Como cristãos, precisamos compreender, à luz das Escrituras, o que é a verdadeira moralidade. A Bíblia nos ensina que a moral genuína é fruto de um coração transformado por Deus — um coração nascido de novo. O salmista Davi expressa esse clamor em Salmos 51:10: “Cria em mim, ó Deus, um coração puro e renova em mim um espírito reto.” O apóstolo Paulo também nos orienta sobre essa transformação interior em Romanos 12:2: “E não vos conformeis com este mundo, mas transformai-vos pela renovação da vossa mente, para que experimenteis qual seja a boa, agradável e perfeita vontade de Deus.” Essa moralidade, que vem de Deus, traz paz ao coração e às emoções. Ela não nasce apenas do esforço humano, mas de uma nova natureza espiritual, gerada em Cristo. Deus é a Fonte da Verdadeira Moral Desde o princípio, fomos criados à imagem e semelhança de Deus (Gênesis 1:26), e essa imagem é essencialmente moral e relacional. Deus é a fonte do bem, da justiça, do amor e da compaixão. A Bíblia descreve o amor de Deus como sendo mais profundo que o amor de uma mãe, conforme Isaías 49:15: “Pode uma mulher esquecer-se tanto do filho que cria, que não se compadeça dele, do filho do seu ventre?

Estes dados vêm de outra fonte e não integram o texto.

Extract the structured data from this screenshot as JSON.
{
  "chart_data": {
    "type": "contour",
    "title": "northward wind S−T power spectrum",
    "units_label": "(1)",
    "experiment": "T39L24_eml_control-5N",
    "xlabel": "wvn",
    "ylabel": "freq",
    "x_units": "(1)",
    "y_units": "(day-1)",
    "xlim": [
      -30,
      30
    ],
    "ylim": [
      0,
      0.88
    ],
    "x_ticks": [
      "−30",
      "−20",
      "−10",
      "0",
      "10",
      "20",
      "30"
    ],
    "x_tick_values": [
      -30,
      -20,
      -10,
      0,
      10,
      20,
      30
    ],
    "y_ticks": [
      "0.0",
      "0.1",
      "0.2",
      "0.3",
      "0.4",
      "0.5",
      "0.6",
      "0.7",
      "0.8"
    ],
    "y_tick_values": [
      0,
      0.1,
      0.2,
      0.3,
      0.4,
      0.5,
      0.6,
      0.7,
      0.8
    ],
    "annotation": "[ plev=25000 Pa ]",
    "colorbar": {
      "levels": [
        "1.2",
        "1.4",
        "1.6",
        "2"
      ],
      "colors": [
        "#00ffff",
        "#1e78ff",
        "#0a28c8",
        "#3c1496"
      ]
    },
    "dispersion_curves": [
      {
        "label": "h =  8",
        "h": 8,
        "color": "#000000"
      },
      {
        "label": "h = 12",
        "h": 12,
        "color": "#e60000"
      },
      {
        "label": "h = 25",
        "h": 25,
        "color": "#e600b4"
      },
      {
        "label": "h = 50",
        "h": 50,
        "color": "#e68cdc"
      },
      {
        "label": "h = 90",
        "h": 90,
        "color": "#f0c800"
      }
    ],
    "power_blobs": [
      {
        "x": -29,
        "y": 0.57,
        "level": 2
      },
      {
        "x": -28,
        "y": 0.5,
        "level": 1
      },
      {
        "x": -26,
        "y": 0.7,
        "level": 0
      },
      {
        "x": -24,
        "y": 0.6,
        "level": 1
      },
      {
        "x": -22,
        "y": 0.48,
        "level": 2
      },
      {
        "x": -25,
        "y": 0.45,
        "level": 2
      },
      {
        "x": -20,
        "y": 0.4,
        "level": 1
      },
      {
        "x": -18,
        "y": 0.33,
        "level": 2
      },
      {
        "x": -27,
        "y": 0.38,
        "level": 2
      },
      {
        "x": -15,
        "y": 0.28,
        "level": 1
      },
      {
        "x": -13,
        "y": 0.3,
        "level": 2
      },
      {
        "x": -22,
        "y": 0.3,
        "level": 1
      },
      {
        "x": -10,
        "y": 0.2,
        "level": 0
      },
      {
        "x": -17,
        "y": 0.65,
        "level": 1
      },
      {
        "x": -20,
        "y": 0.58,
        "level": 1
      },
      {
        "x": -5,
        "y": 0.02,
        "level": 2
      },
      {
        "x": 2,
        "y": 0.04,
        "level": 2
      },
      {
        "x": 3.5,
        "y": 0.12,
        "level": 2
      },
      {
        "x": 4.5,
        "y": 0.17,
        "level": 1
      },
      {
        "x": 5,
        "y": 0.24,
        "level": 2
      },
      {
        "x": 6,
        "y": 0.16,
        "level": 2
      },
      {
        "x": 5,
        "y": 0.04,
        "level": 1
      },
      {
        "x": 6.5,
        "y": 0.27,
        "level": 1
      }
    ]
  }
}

Mas ainda que esta se esquecesse, eu, todavia, não me esquecerei de ti.” Uma Imagem Distorcida de Deus Infelizmente, muitas pessoas constroem uma imagem errada de Deus — como se Ele fosse mal, cruel e rígido, sempre pronto a punir e exigir milhares de intercessores para não destruir o ser humano. Essa não é a interpretação bíblica correta. Deus é, sim, justo e santo, mas também é cheio de graça, misericórdia e longanimidade. O próprio Cristo é o maior exemplo de que Deus quer se aproximar do ser humano, e não afastá-lo.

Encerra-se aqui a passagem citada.